Таких людей не бывает много, но в них – все дело. Литерати, как бы они ни назывались и где бы они ни жили, – суть нации даже тогда, когда она, нация, увлеченная шумной жизнью и дикими нравами, об этом не догадывается. Собственно, именно тогда литерати и нужны больше всего. Разошедшись с эпохой, они пестуют ненужные ей достоинства. Нет дела важнее, ибо без умения смотреть, внимать и слышать умрет все накопленное долгой чередой гениев. И уже некому будет узнать, кем были эти самые гении, почему они ими считались и зачем они нужны.
При монголах живопись, самое благородное из искусств китайского канона, достигла нового расцвета, но еще важнее, что в Китае сохранились не только художники, но и их зрители – знатоки и поклонники. Литерати – залог любого Ренессанса. Без них история, утрачивая культурную преемственность, становится дискретной и исчезает, не оставляя глубоких следов.
Лучший портрет литерати принадлежит кисти знаменитого Ни Цзана. Когда монголы разорили налогами его знатное семейство, он поселился на утлой лодке и отправился в странствие вдоль китайских рек. Иногда художник платил за постой своими работами, которые уже тогда считались загадочно пустыми и бесценными.
– Ни Цзан, – писали восхищенные критики, – экономил на туши, будто она стоила дороже золота.
Выставку в Метрополитен венчает его работа «Шесть деревьев». На голой скале, вдали от недоступного материка, посреди безжизненного моря, растут сосны. Все они справляются с изгнанием по-своему, поэтому их стволы не параллельны друг другу. Но, отчаянно цепляясь корнями за камни, все шесть деревьев сохраняют осанку тех, кто имеет причину поведения лишь в самом себе. У каждой из этих сосен по 15 ребер.

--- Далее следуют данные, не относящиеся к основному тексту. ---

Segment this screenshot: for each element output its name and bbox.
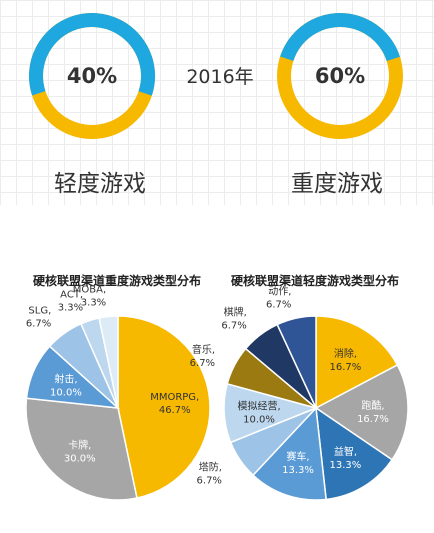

Леди и джентльменыРенессансный портрет
На парадном портрете Федериго да Монтефельтро велел себя изобразить в библиотеке, но в доспехах. Читать в них неудобно, но у него не было выхода. Графство Урбино, считавшееся в золотом XV веке самым цивилизованным местом в Европе, занимало всего 100 квадратных километров и из всех природных богатств располагало лишь крепкими горцами, из которых получались лучшие наемники. Собрав их в армию, Федериго прославился на всю Италию, которой, впрочем, тогда еще не было.

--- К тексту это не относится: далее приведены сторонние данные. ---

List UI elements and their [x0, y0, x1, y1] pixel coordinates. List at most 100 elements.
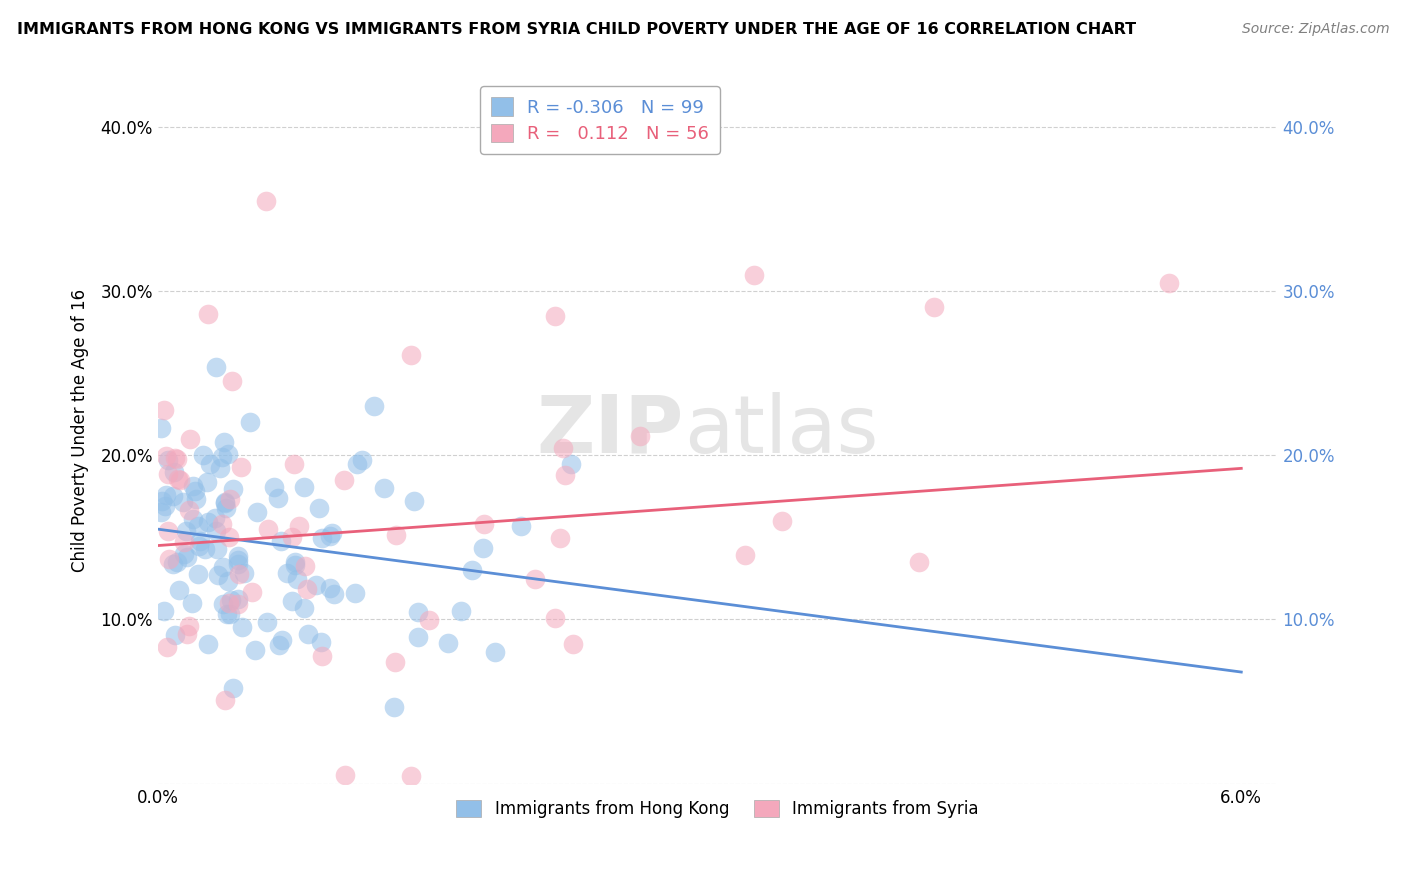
- Point: [214, 496, 236, 510]
- Point: [179, 503, 201, 517]
- Point: [156, 640, 179, 655]
- Point: [333, 473, 356, 487]
- Point: [922, 301, 945, 315]
- Point: [323, 587, 346, 601]
- Point: [214, 693, 236, 707]
- Point: [544, 611, 567, 625]
- Point: [297, 627, 319, 641]
- Point: [284, 555, 307, 569]
- Point: [181, 512, 204, 526]
- Point: [471, 541, 494, 556]
- Point: [222, 681, 245, 696]
- Point: [152, 604, 174, 618]
- Point: [162, 558, 184, 572]
- Point: [193, 448, 215, 462]
- Legend: Immigrants from Hong Kong, Immigrants from Syria: Immigrants from Hong Kong, Immigrants fr…: [450, 793, 986, 825]
- Point: [218, 595, 240, 609]
- Text: ZIP: ZIP: [537, 392, 683, 469]
- Point: [150, 493, 173, 508]
- Point: [309, 635, 332, 649]
- Point: [217, 574, 239, 589]
- Point: [226, 549, 249, 564]
- Point: [167, 472, 190, 486]
- Point: [363, 399, 385, 413]
- Point: [450, 604, 472, 618]
- Point: [222, 483, 245, 497]
- Point: [166, 555, 188, 569]
- Text: IMMIGRANTS FROM HONG KONG VS IMMIGRANTS FROM SYRIA CHILD POVERTY UNDER THE AGE O: IMMIGRANTS FROM HONG KONG VS IMMIGRANTS …: [17, 22, 1136, 37]
- Point: [150, 505, 173, 519]
- Point: [382, 699, 405, 714]
- Point: [179, 619, 201, 633]
- Point: [218, 530, 240, 544]
- Point: [742, 268, 765, 282]
- Point: [734, 548, 756, 562]
- Point: [288, 518, 311, 533]
- Point: [226, 558, 249, 572]
- Point: [243, 642, 266, 657]
- Point: [406, 605, 429, 619]
- Point: [285, 572, 308, 586]
- Point: [228, 566, 250, 581]
- Point: [186, 492, 208, 507]
- Point: [269, 638, 291, 652]
- Point: [1157, 276, 1180, 290]
- Point: [166, 451, 188, 466]
- Point: [404, 494, 426, 508]
- Point: [461, 563, 484, 577]
- Point: [218, 607, 240, 621]
- Point: [205, 542, 228, 557]
- Point: [270, 534, 292, 549]
- Point: [214, 495, 236, 509]
- Point: [311, 648, 333, 663]
- Point: [157, 552, 180, 566]
- Point: [226, 553, 249, 567]
- Point: [406, 630, 429, 644]
- Point: [231, 620, 253, 634]
- Point: [276, 566, 298, 581]
- Point: [188, 533, 211, 548]
- Point: [157, 467, 180, 481]
- Point: [197, 515, 219, 529]
- Point: [294, 480, 316, 494]
- Point: [156, 524, 179, 538]
- Point: [294, 559, 316, 574]
- Point: [198, 457, 221, 471]
- Point: [221, 374, 243, 388]
- Point: [256, 615, 278, 629]
- Point: [209, 461, 232, 475]
- Point: [215, 607, 238, 621]
- Point: [218, 491, 240, 506]
- Point: [204, 511, 226, 525]
- Point: [284, 558, 307, 572]
- Point: [219, 593, 242, 607]
- Point: [181, 479, 204, 493]
- Point: [308, 501, 330, 516]
- Point: [212, 559, 235, 574]
- Point: [211, 450, 233, 465]
- Point: [163, 465, 186, 479]
- Point: [352, 452, 374, 467]
- Point: [153, 403, 176, 417]
- Point: [169, 473, 191, 487]
- Y-axis label: Child Poverty Under the Age of 16: Child Poverty Under the Age of 16: [72, 289, 89, 572]
- Point: [254, 194, 277, 208]
- Point: [173, 547, 195, 561]
- Point: [271, 632, 294, 647]
- Point: [399, 348, 422, 362]
- Point: [239, 415, 262, 429]
- Point: [187, 566, 209, 581]
- Point: [246, 505, 269, 519]
- Point: [215, 501, 238, 516]
- Point: [187, 519, 209, 533]
- Point: [195, 475, 218, 489]
- Point: [176, 626, 198, 640]
- Point: [226, 597, 249, 611]
- Point: [197, 307, 219, 321]
- Point: [335, 767, 357, 781]
- Point: [346, 457, 368, 471]
- Point: [554, 467, 576, 482]
- Point: [484, 645, 506, 659]
- Point: [174, 524, 197, 538]
- Point: [907, 555, 929, 569]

На этом, как и на всех своих портретах, граф сидит так, что мы видим только левую сторону лица. Это объясняется тем, что граф потерял глаз на турнире. Для генерала увечье было особенно досадным, ибо оно мешало правильно оценить перспективу на поле боя. Поэтому Федериго, удалив часть хряща, устранил переносицу, мешавшую ему смотреть направо. Нос ступенькой сделал его профиль неповторимым, а сам он стал лучшим кондотьером своего времени. Федериго не проиграл ни одной битвы и ни разу, что считалось еще труднее, не изменил работодателю. За услуги он брал огромные деньги – даже тогда, когда всего лишь обещал не воевать на стороне противника. Еще он славился тем, что ценил жизнь солдат и не жертвовал ими. Впрочем, в тот просвещенный век это удавалось многим. Война напоминала шахматы и ограничивалась маневрами. Победа в сражении определялась занятым полем боя, а не числом убитых. В результате потери стали такой редкостью, что Макиавелли жестоко высмеивал земляков за то, что в сражении у них погиб всего один солдат, свалившийся пьяным с мула. XVI век послушал Макиавелли, и с тех пор война вновь стала безыскусной и бесчеловечной, но выставка в Метрополитен разумно ограничилась XV столетием, когда Федериго да Монтефельтро не только добился власти, но сумел ее удержать добром и любовью на протяжении 38 лет. (Дольше Муссолини, который надеялся, что историки уподобят его ренессансным князьям.)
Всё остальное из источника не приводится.